Ах, если бы только обстоятельства повернулись по-другому…

Но обстоятельства не повернулись. Они прибыли на вокзал Виктория и, проталкиваясь сквозь толпу, двинулись искать ночлежку. По пути их обокрали.

Если подвести итог: они остались в чужой стране, без денег, без чемоданов, без крыши над головой, к тому же Эмилия вообще не говорила по-английски, а Георг, хоть и пробыл три года в Америке, жил в эмигрантской среде. Если и мог объясниться, то с трудом. Про американский корабль можно даже и не мечтать. Их ждали трущобы Ист-Энда.
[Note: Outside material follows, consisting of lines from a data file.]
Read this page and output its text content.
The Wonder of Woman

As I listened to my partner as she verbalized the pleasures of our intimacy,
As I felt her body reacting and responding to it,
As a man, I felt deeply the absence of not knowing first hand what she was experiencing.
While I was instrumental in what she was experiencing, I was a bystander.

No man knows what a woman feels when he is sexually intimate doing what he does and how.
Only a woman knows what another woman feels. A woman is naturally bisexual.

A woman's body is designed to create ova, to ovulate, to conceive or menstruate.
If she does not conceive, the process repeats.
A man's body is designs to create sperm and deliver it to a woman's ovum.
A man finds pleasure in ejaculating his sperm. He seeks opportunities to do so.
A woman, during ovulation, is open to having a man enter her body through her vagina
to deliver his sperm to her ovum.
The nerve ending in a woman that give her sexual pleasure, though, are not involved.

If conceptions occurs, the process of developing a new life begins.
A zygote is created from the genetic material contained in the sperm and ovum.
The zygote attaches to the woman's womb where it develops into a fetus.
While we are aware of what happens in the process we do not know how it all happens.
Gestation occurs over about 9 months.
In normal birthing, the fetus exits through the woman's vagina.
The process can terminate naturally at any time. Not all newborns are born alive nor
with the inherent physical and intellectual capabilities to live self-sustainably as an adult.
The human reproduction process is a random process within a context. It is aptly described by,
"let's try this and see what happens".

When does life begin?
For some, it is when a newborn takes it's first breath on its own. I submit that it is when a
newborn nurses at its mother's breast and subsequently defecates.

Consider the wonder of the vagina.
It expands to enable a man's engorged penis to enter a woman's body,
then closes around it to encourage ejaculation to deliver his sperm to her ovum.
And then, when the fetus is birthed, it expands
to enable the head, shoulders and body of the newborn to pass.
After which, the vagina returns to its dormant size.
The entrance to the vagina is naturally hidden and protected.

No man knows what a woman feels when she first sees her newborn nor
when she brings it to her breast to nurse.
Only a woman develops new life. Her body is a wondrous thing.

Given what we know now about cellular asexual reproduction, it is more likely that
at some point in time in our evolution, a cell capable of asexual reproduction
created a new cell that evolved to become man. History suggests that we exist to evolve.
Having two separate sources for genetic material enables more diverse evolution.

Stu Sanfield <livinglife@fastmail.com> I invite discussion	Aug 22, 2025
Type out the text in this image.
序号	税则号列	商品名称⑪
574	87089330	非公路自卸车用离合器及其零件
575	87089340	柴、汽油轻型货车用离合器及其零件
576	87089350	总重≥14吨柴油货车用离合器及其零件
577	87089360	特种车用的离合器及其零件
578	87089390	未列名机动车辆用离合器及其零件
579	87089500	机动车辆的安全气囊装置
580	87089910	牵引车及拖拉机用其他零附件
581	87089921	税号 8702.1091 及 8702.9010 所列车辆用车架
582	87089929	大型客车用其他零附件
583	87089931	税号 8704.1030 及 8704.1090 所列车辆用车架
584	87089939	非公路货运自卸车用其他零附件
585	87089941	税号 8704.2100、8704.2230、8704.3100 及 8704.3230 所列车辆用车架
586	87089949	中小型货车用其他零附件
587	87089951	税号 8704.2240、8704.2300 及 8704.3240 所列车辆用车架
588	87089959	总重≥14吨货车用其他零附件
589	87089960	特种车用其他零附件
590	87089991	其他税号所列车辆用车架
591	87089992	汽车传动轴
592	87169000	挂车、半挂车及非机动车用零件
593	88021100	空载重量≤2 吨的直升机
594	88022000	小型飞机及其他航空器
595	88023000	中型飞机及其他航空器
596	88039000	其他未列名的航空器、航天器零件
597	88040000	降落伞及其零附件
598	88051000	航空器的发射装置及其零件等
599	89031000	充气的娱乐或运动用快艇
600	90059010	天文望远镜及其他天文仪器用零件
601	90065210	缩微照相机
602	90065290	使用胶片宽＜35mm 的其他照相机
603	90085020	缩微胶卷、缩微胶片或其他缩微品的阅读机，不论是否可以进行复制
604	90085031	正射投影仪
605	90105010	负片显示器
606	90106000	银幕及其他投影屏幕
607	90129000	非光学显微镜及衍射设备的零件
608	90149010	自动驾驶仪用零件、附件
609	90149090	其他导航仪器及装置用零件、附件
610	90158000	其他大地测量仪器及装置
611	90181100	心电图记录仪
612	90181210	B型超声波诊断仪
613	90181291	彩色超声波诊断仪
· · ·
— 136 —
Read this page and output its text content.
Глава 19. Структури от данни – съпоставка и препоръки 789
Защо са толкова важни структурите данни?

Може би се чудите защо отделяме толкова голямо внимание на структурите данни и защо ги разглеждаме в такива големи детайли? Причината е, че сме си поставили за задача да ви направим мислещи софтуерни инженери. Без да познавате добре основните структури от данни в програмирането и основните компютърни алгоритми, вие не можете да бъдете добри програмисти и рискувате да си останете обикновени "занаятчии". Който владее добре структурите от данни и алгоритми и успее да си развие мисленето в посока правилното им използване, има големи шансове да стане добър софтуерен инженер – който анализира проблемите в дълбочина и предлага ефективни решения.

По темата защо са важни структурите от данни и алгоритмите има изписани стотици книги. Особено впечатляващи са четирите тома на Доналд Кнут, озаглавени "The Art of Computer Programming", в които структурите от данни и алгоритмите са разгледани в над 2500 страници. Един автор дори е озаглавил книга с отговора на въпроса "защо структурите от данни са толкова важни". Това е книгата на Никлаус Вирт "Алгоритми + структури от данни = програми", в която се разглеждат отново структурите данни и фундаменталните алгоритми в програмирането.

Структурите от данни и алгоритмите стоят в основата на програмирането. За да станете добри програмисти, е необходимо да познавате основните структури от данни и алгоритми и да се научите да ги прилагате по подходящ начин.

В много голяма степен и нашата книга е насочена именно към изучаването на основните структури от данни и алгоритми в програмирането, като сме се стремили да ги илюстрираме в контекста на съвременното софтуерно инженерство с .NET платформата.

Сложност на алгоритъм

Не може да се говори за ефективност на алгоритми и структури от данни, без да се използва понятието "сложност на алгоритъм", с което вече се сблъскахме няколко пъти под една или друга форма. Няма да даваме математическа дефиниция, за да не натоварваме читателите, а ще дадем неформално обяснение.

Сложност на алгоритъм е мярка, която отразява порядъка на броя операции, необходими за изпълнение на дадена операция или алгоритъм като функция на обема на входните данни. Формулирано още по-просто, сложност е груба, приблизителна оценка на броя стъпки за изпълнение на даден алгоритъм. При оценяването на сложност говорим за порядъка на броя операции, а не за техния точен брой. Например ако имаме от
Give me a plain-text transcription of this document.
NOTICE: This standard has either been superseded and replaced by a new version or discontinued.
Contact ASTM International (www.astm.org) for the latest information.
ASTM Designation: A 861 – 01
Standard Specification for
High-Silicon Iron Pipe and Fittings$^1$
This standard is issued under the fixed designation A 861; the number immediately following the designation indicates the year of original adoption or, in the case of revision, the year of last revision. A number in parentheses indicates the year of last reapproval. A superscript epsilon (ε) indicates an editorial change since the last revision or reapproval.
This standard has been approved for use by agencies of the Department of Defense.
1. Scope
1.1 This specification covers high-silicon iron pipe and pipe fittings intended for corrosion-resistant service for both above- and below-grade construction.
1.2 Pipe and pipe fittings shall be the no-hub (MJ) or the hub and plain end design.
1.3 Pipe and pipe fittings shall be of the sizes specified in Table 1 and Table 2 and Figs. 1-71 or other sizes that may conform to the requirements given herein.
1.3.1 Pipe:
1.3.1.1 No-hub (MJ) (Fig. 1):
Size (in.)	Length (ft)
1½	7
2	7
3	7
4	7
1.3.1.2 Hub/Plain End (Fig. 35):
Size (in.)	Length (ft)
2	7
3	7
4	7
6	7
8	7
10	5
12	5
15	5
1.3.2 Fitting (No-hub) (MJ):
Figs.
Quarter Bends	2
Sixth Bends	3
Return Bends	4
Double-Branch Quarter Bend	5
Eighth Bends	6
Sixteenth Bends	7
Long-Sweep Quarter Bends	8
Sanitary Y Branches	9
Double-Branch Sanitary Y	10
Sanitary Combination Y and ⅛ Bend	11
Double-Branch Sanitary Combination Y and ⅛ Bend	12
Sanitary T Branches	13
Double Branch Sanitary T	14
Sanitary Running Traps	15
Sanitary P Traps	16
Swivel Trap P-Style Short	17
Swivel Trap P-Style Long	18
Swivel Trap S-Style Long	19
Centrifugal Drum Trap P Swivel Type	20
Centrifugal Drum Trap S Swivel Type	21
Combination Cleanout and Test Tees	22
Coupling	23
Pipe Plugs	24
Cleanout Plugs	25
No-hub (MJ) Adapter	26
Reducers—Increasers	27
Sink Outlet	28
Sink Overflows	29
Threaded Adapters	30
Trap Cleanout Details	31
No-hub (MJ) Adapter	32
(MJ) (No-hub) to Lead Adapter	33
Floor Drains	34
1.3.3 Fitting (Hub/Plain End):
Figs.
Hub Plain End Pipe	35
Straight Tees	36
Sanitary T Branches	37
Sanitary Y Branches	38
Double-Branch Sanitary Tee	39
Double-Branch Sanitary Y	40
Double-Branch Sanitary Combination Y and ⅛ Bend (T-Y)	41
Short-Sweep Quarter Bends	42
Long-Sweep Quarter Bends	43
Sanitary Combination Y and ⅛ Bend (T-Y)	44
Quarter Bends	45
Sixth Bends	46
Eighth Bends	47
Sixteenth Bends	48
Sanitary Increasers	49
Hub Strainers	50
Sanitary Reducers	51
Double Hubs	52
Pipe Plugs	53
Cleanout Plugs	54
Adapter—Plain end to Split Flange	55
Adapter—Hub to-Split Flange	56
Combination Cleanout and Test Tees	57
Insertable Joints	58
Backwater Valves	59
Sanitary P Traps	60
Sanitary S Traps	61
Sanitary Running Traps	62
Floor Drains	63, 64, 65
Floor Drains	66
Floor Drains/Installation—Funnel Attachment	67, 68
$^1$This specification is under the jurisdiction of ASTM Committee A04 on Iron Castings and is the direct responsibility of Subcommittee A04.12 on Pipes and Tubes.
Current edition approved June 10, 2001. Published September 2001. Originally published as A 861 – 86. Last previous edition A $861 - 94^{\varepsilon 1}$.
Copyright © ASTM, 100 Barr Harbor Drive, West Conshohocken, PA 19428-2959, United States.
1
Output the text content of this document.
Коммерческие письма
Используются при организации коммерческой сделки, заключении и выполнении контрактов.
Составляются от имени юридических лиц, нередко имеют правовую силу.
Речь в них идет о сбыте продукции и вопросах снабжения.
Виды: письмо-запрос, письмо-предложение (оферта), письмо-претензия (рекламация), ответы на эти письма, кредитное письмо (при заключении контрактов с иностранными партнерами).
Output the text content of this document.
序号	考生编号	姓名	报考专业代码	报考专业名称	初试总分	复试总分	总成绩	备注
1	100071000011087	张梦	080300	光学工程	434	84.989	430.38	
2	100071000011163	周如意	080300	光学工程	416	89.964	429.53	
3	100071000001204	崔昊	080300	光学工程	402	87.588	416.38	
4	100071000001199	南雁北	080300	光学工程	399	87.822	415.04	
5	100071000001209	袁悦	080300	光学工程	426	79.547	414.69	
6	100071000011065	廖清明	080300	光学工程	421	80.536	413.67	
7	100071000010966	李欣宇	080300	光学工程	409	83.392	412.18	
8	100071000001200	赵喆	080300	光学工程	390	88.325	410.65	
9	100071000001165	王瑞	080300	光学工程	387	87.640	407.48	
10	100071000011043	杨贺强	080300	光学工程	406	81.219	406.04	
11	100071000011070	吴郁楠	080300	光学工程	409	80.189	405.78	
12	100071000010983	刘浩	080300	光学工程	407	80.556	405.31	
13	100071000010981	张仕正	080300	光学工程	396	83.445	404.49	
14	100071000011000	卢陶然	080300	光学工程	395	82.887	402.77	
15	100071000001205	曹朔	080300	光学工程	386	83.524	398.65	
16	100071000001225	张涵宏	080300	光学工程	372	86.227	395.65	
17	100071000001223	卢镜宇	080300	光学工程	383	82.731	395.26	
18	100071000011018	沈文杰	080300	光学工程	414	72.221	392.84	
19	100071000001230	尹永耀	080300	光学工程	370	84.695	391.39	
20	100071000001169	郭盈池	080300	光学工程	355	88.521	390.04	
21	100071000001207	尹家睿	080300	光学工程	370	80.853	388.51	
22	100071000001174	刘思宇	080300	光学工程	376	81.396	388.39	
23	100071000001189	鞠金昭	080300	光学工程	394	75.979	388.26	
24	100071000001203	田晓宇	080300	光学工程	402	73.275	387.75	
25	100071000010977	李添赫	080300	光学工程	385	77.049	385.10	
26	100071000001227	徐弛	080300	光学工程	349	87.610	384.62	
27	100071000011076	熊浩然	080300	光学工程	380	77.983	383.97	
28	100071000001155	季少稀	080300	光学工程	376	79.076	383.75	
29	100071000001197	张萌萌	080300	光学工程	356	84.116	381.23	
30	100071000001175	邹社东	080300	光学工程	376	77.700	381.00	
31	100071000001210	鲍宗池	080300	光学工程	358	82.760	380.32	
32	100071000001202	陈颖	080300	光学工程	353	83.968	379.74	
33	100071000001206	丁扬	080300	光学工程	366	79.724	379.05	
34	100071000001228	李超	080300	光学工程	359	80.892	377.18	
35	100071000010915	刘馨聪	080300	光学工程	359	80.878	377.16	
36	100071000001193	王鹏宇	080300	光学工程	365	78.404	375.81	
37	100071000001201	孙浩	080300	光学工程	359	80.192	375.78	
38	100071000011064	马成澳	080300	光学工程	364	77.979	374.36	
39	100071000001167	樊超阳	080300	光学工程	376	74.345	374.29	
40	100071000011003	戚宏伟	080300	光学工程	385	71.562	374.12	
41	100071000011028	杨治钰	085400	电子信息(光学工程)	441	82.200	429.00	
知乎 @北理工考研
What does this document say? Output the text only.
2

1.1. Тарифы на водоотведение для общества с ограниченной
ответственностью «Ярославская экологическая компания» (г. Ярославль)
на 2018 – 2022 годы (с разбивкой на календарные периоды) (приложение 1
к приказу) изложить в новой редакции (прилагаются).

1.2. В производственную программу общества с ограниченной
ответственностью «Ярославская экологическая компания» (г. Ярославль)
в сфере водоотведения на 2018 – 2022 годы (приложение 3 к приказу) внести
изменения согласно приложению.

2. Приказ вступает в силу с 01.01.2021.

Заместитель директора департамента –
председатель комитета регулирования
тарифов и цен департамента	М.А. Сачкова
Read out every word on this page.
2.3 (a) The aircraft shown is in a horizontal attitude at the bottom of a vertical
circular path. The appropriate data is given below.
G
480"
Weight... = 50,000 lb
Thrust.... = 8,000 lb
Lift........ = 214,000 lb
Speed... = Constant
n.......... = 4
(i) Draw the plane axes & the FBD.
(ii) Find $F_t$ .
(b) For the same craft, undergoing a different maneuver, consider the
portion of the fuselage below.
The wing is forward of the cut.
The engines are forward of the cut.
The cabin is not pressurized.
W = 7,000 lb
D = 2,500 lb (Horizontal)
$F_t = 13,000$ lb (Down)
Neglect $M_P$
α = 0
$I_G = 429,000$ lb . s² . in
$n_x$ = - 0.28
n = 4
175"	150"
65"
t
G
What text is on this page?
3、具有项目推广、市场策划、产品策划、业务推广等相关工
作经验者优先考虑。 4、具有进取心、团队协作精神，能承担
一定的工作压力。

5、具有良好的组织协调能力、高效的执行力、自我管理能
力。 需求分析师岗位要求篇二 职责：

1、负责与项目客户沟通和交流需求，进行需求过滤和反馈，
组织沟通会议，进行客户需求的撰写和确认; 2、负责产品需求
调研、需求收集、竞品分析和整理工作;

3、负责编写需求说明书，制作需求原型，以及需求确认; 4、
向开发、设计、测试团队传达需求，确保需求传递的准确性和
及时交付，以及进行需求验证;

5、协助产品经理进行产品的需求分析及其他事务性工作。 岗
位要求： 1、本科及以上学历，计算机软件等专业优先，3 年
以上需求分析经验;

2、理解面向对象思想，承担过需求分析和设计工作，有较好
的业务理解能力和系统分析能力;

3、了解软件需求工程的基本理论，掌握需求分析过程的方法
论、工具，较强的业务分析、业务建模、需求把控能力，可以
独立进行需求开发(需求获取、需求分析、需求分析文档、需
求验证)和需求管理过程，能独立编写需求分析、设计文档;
В Бетнал-Грин жили самые бедные. Отбросы общества, как их презрительно называли. Высокая смертность компенсировалась разве что неконтролируемой рождаемостью. Tambledown houses[7] – так назывались эти дома, где то и дело отваливались кирпичи, стекла выпадали из рам и обрушивались на мостовую, крыша, разумеется, протекала – оторванные листы жестяной кровли трепетали на ветру, как паруса. Воры, пропойцы, отчаявшиеся и вновь прибывшие. Немцы, французы, итальянцы вперемешку с бежавшими от погромов евреями из России и Польши. Индийские матросы, пританцовывающие смуглые красавцы из карибских колоний. А в Уайтчепеле, совсем рядом, наводил ужас Джек-Потрошитель, серийный убийца женщин, взявший за привычку перерезать горло своим жертвам, а иной раз и вспарывать животы. За ним охотилась вся полиция Лондона, но безуспешно. Здесь жил зеленщик, ежедневно таскавший свою тележку в центр столицы, пять миль туда и пять обратно. Здесь жили ткач без шелка и множество прилично одетых карманников, проводивших дни напролет в городских магазинах. Во дворах истошно орали ослы, в окнах на веревках вялилась рыба.